Le texte présente un bilan d'étape du dispositif de certificats d'économie de produits phytopharmaceutiques (CEPP), mis en place pour réduire l'utilisation, les risques et les impacts de ces produits en agriculture. Instauré par les articles L. 254-10 à L. 254-10-9 et R. 254-31 à R. 254-37 du code rural et de la pêche maritime, ce mécanisme cible principalement les obligés, c'est-à-dire les distributeurs de produits phytopharmaceutiques, les prestataires de traitement de semences, les distributeurs de semences traitées et les agriculteurs ayant acheté des produits à l'étranger.

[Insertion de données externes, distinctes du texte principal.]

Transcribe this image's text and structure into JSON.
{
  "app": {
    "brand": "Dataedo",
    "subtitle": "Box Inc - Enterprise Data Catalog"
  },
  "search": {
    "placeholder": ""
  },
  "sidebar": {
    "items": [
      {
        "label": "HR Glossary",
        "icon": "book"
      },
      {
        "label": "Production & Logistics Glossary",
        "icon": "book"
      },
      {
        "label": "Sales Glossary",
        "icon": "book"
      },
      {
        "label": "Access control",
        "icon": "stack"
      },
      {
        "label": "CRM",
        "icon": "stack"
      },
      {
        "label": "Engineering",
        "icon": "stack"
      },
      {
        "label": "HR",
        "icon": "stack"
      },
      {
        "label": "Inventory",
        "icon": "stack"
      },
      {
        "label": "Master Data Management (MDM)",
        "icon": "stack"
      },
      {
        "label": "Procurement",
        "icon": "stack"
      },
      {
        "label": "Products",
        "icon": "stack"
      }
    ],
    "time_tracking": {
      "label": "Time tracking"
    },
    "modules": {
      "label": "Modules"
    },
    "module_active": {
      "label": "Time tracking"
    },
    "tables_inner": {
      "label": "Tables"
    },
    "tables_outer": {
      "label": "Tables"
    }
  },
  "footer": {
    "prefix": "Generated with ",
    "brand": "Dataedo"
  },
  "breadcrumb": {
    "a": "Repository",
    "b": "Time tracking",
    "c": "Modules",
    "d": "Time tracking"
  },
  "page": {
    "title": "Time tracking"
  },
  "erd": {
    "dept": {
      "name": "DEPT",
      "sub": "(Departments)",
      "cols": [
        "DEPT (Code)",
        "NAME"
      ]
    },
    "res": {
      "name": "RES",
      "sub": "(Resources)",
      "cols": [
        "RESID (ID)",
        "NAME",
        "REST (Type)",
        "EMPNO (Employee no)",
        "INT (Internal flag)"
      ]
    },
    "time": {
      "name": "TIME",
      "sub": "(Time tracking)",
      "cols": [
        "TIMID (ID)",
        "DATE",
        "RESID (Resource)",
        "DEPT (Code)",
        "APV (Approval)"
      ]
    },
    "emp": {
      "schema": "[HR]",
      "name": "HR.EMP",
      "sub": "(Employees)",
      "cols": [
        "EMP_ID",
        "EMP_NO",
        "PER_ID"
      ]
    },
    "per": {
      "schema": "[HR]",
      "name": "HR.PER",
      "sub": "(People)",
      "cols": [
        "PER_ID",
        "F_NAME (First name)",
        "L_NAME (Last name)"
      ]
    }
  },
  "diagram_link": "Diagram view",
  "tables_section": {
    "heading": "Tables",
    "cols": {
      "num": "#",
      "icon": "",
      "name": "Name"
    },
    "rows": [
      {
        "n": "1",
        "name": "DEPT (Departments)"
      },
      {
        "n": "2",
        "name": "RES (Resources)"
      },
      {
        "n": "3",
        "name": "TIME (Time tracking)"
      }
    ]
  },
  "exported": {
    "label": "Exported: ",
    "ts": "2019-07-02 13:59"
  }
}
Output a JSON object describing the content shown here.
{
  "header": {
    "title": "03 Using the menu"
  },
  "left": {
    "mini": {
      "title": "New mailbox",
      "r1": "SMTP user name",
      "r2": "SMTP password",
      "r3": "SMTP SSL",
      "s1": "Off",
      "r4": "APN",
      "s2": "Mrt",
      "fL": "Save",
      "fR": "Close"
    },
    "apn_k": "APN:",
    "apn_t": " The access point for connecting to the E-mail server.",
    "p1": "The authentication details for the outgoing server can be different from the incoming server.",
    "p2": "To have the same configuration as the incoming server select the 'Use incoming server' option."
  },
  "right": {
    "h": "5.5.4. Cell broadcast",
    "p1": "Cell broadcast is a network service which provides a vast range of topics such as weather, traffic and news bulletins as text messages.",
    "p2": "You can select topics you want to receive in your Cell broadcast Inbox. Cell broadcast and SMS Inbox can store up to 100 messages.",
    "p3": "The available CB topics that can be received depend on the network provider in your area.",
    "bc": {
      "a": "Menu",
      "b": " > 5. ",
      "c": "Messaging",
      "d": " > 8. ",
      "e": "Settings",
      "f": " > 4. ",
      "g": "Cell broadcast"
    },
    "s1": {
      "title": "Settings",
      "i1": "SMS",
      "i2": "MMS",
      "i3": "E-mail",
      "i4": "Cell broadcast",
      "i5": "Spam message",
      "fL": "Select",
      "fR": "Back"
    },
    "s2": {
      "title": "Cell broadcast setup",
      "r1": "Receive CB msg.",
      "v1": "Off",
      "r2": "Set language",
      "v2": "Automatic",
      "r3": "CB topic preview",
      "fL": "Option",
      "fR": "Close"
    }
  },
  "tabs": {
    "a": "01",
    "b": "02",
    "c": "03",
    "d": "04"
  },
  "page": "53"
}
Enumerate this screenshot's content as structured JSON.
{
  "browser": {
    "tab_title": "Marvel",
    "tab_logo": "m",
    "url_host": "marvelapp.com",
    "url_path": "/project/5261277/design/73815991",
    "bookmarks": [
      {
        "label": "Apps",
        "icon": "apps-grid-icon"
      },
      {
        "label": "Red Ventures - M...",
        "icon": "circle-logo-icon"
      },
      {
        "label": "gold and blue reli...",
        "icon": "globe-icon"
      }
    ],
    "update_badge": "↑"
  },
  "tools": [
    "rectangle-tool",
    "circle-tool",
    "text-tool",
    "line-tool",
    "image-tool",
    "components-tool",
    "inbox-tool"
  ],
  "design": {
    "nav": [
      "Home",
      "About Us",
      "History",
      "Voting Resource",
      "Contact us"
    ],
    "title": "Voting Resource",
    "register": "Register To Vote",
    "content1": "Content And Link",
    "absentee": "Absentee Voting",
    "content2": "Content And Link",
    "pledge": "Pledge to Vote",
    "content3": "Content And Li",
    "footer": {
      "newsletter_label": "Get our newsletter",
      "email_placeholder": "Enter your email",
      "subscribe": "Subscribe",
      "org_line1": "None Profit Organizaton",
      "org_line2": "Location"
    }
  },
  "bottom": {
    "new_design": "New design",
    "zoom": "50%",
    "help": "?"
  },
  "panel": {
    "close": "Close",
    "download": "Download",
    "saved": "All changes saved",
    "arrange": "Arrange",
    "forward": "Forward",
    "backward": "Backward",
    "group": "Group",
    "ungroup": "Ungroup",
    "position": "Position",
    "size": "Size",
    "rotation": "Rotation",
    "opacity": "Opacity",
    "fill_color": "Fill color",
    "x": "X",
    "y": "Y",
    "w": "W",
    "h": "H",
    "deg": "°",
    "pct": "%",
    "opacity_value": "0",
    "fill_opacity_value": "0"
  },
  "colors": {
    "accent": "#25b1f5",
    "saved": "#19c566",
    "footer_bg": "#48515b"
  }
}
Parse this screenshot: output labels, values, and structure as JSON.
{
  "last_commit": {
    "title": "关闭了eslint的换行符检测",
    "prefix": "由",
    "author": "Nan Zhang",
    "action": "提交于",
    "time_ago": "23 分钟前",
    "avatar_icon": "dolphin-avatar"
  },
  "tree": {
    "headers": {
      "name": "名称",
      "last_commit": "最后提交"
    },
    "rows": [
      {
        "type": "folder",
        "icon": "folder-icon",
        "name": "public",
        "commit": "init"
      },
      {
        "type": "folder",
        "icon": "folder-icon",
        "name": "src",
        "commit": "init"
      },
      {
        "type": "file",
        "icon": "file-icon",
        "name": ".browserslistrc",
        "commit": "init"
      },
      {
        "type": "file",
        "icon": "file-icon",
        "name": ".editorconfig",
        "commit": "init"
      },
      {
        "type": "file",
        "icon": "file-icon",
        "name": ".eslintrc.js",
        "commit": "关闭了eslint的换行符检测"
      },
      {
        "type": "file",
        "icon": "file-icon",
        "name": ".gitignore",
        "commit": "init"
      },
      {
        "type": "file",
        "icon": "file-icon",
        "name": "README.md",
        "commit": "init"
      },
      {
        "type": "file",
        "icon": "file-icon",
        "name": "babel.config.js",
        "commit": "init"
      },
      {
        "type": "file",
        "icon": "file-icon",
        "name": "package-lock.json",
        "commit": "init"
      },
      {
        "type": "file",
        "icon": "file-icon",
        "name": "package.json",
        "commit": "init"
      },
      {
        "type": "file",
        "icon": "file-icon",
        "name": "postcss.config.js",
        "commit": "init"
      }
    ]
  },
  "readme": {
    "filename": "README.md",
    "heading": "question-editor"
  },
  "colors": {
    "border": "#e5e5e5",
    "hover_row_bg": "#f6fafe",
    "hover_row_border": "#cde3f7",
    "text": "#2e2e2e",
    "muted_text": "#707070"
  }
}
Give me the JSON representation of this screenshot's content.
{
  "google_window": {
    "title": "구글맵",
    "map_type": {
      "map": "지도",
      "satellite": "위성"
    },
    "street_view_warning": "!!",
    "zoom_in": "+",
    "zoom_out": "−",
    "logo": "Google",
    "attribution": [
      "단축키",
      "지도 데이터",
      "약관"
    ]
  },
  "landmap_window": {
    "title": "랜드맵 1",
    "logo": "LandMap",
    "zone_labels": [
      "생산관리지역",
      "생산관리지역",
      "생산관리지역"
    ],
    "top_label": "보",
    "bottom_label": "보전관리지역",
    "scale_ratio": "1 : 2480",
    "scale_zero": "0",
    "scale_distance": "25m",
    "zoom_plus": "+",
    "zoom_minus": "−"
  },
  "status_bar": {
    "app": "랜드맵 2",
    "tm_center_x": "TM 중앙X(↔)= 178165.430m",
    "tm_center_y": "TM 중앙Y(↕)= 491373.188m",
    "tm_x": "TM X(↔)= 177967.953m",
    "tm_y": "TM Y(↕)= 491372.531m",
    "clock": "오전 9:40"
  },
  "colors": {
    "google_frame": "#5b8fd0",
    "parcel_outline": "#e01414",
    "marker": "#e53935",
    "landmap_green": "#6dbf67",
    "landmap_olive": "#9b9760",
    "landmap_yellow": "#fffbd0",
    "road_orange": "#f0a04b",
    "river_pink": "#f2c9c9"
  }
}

Chaque obligé se voit attribuer une obligation de réalisation d'actions standardisées, calculée en fonction de ses ventes ou achats déclarés. Ces actions, définies par arrêté ministériel, visent à promouvoir des pratiques réduisant l'usage des produits phytopharmaceutiques, comme l'adoption de variétés résistantes, l'utilisation d'outils d'aide à la décision ou le recours à des méthodes alternatives (biocontrôle, équipements performants). Les produits de biocontrôle, à faible risque ou utilisés dans le cadre de programmes de lutte obligatoire, sont exclus du calcul des obligations.
Le dispositif, structuré en campagnes biannuelles, impose aux obligés de déclarer annuellement leurs actions via un registre national informatisé. Pour la campagne 2024-2025, le nombre d'obligés et d'obligations à atteindre est précisé, avec une répartition inégale selon la taille des entreprises. Les organismes certificateurs vérifient la mise en œuvre des moyens nécessaires pour les entreprises agréées, tandis que les autres ne sont pas sanctionnées en cas de non-participation. La loi du 11 août 2025 a recentré le dispositif sur les seuls distributeurs de produits aux professionnels, excluant certains acteurs initialement concernés.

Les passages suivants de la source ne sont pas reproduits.